There was a horrible taste in his mouth and he looked around for something to drink. He saw the trash can, saw that he’d thrown up in it.
“Swell,” he said and carefully walked over to the small bathroom. As before, the face in the mirror was one he didn’t recognize, but this time it was not an hallucination of his own, older face; now it was just his normal face but his skin was greenish and there was puke dried on his chin, throat, and upper shirtfront. “Swell,” he said again, and reached for the tap.
When he had cleaned himself up, he felt better, stronger. He emptied the trash can and washed it, then mopped the floor behind the counter, which was stained with vomit and sweat. He removed all traces of what had happened, embarrassed by it without understanding what had happened or if there was any shame he should feel. Probably not, but guilt was a reflex for him.
It was nearly an hour before he realized that the sign on the door was hung the wrong way. A lucky break, he thought as he went over to flip it to OPEN.
Still no sign of Crow. He thought about calling him, but something inside told him not to. Not now, not yet.
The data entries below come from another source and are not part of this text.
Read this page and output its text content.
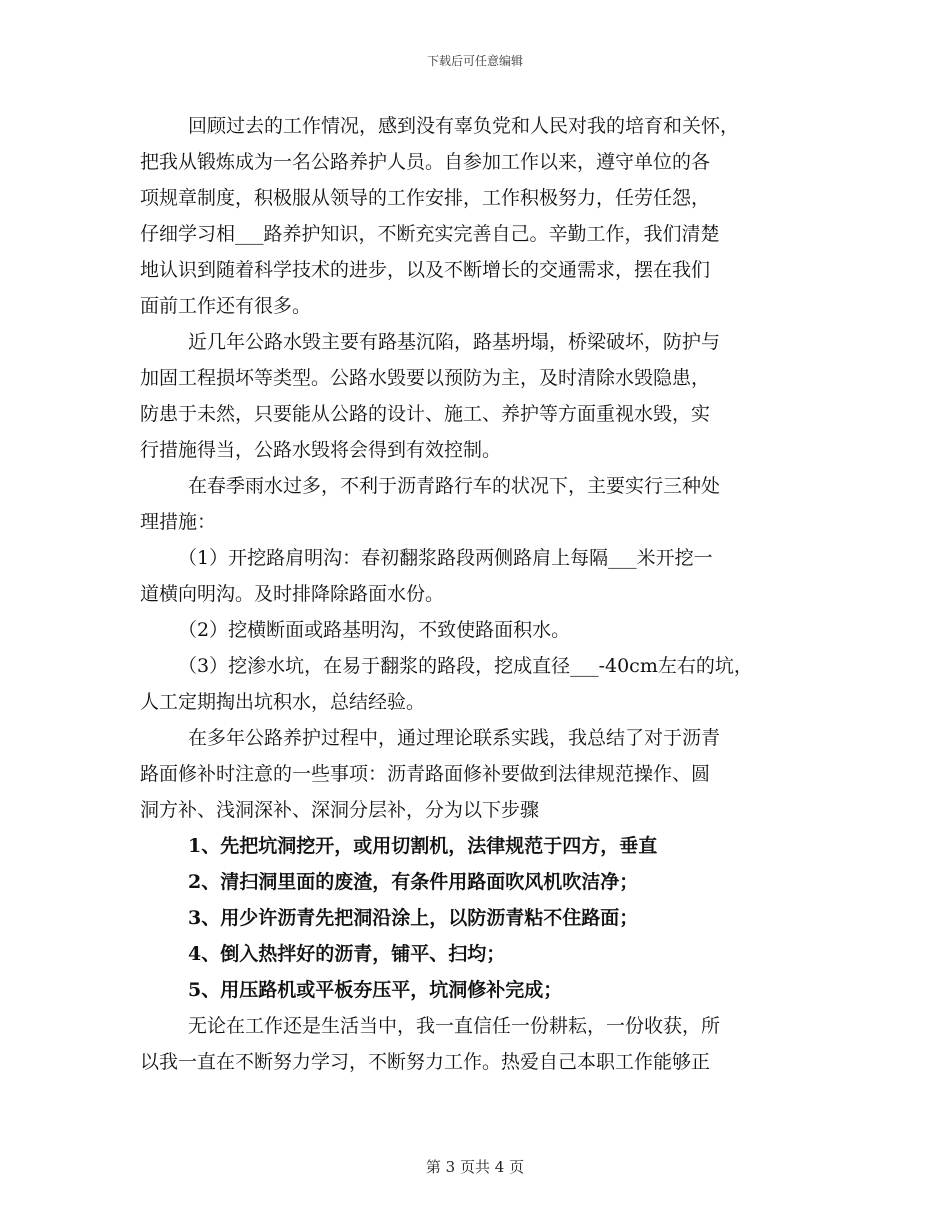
下载后可任意编辑
回顾过去的工作情况，感到没有辜负党和人民对我的培育和关怀，
把我从锻炼成为一名公路养护人员。自参加工作以来，遵守单位的各
项规章制度，积极服从领导的工作安排，工作积极努力，任劳任怨，
仔细学习相___路养护知识，不断充实完善自己。辛勤工作，我们清楚
地认识到随着科学技术的进步，以及不断增长的交通需求，摆在我们
面前工作还有很多。
近几年公路水毁主要有路基沉陷，路基坍塌，桥梁破坏，防护与
加固工程损坏等类型。公路水毁要以预防为主，及时清除水毁隐患，
防患于未然，只要能从公路的设计、施工、养护等方面重视水毁，实
行措施得当，公路水毁将会得到有效控制。
在春季雨水过多，不利于沥青路行车的状况下，主要实行三种处
理措施：
（1）开挖路肩明沟：春初翻浆路段两侧路肩上每隔___米开挖一
道横向明沟。及时排降除路面水份。
（2）挖横断面或路基明沟，不致使路面积水。
（3）挖渗水坑，在易于翻浆的路段，挖成直径___-40cm左右的坑，
人工定期掏出坑积水，总结经验。
在多年公路养护过程中，通过理论联系实践，我总结了对于沥青
路面修补时注意的一些事项：沥青路面修补要做到法律规范操作、圆
洞方补、浅洞深补、深洞分层补，分为以下步骤
1、先把坑洞挖开，或用切割机，法律规范于四方，垂直
2、清扫洞里面的废渣，有条件用路面吹风机吹洁净；
3、用少许沥青先把洞沿涂上，以防沥青粘不住路面；
4、倒入热拌好的沥青，铺平、扫均；
5、用压路机或平板夯压平，坑洞修补完成；
无论在工作还是生活当中，我一直信任一份耕耘，一份收获，所
以我一直在不断努力学习，不断努力工作。热爱自己本职工作能够正
第 3 页共 4 页
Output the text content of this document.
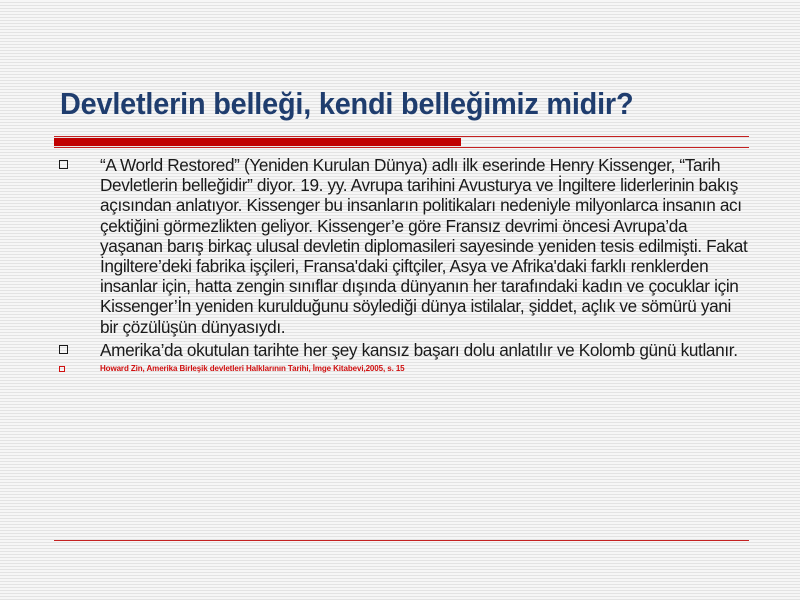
Devletlerin belleği, kendi belleğimiz midir?
“A World Restored” (Yeniden Kurulan Dünya) adlı ilk eserinde Henry Kissenger, “Tarih Devletlerin belleğidir” diyor. 19. yy. Avrupa tarihini Avusturya ve İngiltere liderlerinin bakış açısından anlatıyor. Kissenger bu insanların politikaları nedeniyle milyonlarca insanın acı çektiğini görmezlikten geliyor. Kissenger’e göre Fransız devrimi öncesi Avrupa’da yaşanan barış birkaç ulusal devletin diplomasileri sayesinde yeniden tesis edilmişti. Fakat İngiltere’deki fabrika işçileri, Fransa'daki çiftçiler, Asya ve Afrika'daki farklı renklerden insanlar için, hatta zengin sınıflar dışında dünyanın her tarafındaki kadın ve çocuklar için Kissenger’İn yeniden kurulduğunu söylediği dünya istilalar, şiddet, açlık ve sömürü yani bir çözülüşün dünyasıydı.
Amerika’da okutulan tarihte her şey kansız başarı dolu anlatılır ve Kolomb günü kutlanır.
Howard Zin, Amerika Birleşik devletleri Halklarının Tarihi, İmge Kitabevi,2005, s. 15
He got a bottle of Yoo-hoo from Crow’s apartment fridge, pulled the stool to the end of the counter, picked up the copy of Cemetery Dance that he had started reading. The entire encounter with Tow-Truck Eddie was buried down deep, buried along with a lot of other things that were stored in the shadows in the back of his brain. Stored out of sight, but not gone.
(2)
Crow sat in the plastic visitor’s chair, sloshing around the cold dregs of hospital coffee in a cardboard cup and watching the sky outside thicken from gray to purple as another storm front pushed in from the west. Val was finally asleep, her face turned away from him so that all he could see was the lumpy mountain of bandages that covered the right half of her head. Her hands twitched as she slept. Bad dreams, he thought, knowing that right now there were no other kinds of dreams she could be having.